9 Replies Latest reply on Mar 8, 2017 10:34 PM by lei.chen.0

    De-dup data source with a filter

    Nathan Brower

      I connect to an external data source, over which I have no control, that has some duplicate observations.  Unfortunately there is no unique identifier.

       

      I calculated a variable that is a concatenation of all other variables, "Concatenate", and this is what I want to use to dedup.  For the observations that are duplicates, I would like to keep *one* record and drop the rest.  All of the answers I have seen posted either remove all instances of the duplicates or rely on selecting a MIN/MAX Unique_ID within a group of duplicates.  Neither of those apply here.

       

      Ideally, I could filter my data with a Condition like this:

       

      COUNT([Concatenate])=1 OR (COUNT([Concatenate])>1 AND First Observation in the Group]

       

      However, I do not know the logic for that bolded portion.

       

      Thank you for anyadvice.

        • 1. Re: De-dup data source with a filter
          lei.chen.0

          Hello Nathan,

           

          Based on my understanding, I simply your external data source as,

           

          dim 1, dim 2, dim 3, ..., dim n, value

           

          Then,

           

          concatenate = dim 1 + dim 2 + ... + dim n

           

          And you want to get the first (first occurrence) value for each concatenate.

           

           

          No, Tableau doesn't know the order of occurrence of data line without a unique key.

           

           

          Does your "First Observation" of the value "in the Group" have any logic?

           

          For example, if the value keeps increasing, and you may use MIN(),

          or if the value keeps declining, and you may use MAX().

           

           

          Regards

           

          Lei

          • 2. Re: De-dup data source with a filter
            Gourav Sharma

            Hi Nathan,

             

            Could you please share some sample data to check.

             

            Gourav

            • 3. Re: De-dup data source with a filter
              Nathan Brower

              Hi Lei,

               

              Thanks for your response.  Yes, your understanding of the dataset is correct.

               

              To answer your question, there is no logic to needing the first observation.  I just need one copy, it could be any one of the observations in a duplicate group, because they are all the same.  That is to say, MIN(concatenate)=MAX(concatenate)=First observation=2nd observation=nth observation in a duplicate group.

               

              You can think about the data like this.  The first 3 rows here are the duplicates and when I bring the data in to Tableau I only want one copy from that group.  They are all the same, so it does not matter which.

                

              Account_MgrCustomerDateSaleConcatenate
              NBABC1/1/2017$100 NBABC42736100
              NBABC1/1/2017$100 NBABC42736100
              NBABC1/1/2017$100 NBABC42736100
              JSXYZ1/1/2017$25 JSXYZ4273625
              JAJFK1/2/2017$50 JAJFK4273750

               

              Does this clarify?  I appreciate the advice.
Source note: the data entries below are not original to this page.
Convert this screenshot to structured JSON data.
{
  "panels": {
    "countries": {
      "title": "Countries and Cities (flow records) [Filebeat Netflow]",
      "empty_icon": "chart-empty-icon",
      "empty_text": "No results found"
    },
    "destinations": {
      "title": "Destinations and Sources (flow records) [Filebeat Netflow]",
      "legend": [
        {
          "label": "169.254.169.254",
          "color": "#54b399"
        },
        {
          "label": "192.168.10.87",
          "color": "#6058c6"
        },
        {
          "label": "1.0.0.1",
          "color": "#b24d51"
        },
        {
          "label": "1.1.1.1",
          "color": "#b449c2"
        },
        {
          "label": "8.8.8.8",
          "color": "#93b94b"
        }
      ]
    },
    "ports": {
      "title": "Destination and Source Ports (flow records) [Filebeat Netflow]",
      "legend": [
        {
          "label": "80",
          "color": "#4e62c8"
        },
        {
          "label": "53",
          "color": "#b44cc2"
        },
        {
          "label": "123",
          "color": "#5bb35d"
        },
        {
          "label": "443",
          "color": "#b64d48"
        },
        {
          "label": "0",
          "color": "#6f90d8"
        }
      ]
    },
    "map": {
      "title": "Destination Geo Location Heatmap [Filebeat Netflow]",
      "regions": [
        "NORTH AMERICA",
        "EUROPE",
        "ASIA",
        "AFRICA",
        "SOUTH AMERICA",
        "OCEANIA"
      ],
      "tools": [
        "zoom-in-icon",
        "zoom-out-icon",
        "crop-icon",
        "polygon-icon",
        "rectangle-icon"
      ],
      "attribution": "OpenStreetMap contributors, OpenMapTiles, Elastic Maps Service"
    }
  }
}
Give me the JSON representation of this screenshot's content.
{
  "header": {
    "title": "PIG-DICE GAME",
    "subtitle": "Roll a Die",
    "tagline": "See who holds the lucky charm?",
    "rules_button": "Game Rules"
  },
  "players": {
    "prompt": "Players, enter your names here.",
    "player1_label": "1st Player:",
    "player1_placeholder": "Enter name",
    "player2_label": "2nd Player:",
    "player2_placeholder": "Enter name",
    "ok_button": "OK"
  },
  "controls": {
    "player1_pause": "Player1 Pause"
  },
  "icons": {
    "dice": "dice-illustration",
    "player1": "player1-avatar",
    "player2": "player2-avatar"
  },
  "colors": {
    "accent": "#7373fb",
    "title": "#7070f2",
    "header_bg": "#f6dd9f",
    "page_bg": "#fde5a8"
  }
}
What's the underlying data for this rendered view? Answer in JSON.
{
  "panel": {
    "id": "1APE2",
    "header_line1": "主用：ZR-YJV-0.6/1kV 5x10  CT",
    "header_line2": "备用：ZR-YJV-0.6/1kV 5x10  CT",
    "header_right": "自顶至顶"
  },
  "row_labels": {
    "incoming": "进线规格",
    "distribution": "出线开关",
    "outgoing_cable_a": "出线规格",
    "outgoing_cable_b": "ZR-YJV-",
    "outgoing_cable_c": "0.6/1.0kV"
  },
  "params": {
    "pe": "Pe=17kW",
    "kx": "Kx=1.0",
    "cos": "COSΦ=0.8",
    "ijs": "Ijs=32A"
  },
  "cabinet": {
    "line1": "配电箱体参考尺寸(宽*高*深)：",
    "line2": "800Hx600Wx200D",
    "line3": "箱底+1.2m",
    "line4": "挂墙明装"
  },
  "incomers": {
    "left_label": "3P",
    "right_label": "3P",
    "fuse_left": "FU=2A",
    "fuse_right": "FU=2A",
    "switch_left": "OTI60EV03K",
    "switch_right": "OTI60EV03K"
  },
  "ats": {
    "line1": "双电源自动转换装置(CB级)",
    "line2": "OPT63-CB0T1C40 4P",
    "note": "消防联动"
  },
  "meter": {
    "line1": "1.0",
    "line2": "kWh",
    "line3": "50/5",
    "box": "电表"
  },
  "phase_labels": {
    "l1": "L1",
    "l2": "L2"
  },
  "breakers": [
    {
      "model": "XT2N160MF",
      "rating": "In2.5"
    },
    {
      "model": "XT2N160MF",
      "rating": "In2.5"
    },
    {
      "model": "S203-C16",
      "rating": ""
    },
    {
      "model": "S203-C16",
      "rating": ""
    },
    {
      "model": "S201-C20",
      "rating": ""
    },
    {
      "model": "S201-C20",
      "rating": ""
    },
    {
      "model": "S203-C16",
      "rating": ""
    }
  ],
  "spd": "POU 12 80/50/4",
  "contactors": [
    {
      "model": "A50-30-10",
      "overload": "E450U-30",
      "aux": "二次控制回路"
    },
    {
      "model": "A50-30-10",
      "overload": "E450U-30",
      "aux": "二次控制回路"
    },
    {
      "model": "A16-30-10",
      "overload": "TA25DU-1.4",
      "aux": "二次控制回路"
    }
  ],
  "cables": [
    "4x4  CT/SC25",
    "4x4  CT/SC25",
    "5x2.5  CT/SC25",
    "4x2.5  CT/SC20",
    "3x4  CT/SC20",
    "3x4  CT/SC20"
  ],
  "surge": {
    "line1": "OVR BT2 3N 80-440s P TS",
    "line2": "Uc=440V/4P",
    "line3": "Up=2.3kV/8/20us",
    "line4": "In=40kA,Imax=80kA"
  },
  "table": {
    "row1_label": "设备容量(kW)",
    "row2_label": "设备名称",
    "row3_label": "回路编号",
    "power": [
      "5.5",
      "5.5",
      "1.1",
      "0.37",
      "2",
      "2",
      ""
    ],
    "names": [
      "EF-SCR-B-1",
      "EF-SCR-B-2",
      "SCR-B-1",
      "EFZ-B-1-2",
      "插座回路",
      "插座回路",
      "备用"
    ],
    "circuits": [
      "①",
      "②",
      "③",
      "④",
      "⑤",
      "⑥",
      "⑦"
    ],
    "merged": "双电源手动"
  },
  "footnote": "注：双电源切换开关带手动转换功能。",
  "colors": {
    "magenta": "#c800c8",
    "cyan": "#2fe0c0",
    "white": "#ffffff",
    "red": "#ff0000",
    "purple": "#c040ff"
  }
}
              • 4. Re: De-dup data source with a filter
                Nathan Brower

                Hi Gourav,

                 

                Thank you for the response.  I cannot upload the actual workbook because the data is sensitive but the below table captures the idea.

                 

                 

                Account_MgrCustomerDateSaleConcatenate
                NBABC1/1/2017$100 NBABC42736100
                NBABC1/1/2017$100 NBABC42736100
                NBABC1/1/2017$100 NBABC42736100
                JSXYZ1/1/2017$25 JSXYZ4273625
                JAJFK1/2/2017$50 JAJFK4273750

                 

                The first 3 rows here are duplicates.  I want to keep one observation and filter out the rest.  Any ideas?

                 

                Thank you.

                • 5. Re: De-dup data source with a filter
                  Gourav Sharma

                  Hi Nathan,

                   

                  Hope you're looking for this.

                   

                  Gourav

                  • 6. Re: De-dup data source with a filter
                    Nathan Brower

                    Thanks Gourav.   That is the end result I am looking for.  How did you do it?  I cannot tell from the workbook.

                    • 7. Re: De-dup data source with a filter
                      Gourav Sharma

                      Hi Nathan,

                       

                      Check the count of the concatenate filed.

                       

                      check:

                      count([Concatenate])

                      Then the checked sum would be:

                      sum(sale)/[check]

                       

                      Also, if this is the correct solution, please mark the answer to be correct and close the thread.

                       

                      Thanks,

                      Gourav

                      • 8. Re: De-dup data source with a filter
                        Nathan Brower

                        Hi Gourav,

                         

                        Thank you.  As I understand it, this works well for a given worksheet/crosstab.  However, I need the actual data extract filtered so that all of the worksheets I make automatically have these extra rows excluded.  While the illustrative data I posted has five variables, the actual data has dozens and my workbook has many tabs, so making custom filters for for each worksheet and each measure isn't practical.  Any ideas on that?

                         

                        Thank you again for the advice.

                        • 9. Re: De-dup data source with a filter
                          lei.chen.0

                          Hello NATHAN,

                           

                          Nathan Brower wrote:

                           

                          However, I need the actual data extract filtered so that all of the worksheets I make automatically have these extra rows excluded.

                           

                          You mentioned data extract, great point!

                           

                          Why not try aggreation on day?

                          It's impossible to change aggregation type, it's fixed to sum, but...

                           

                          But the data extracted is as follows, and you may notice that the "Number of Records" is useful.

                           

                          Finally I created a calculated field to adjust the sales.

                           

                           

                           

                          Regards

                           

                          Lei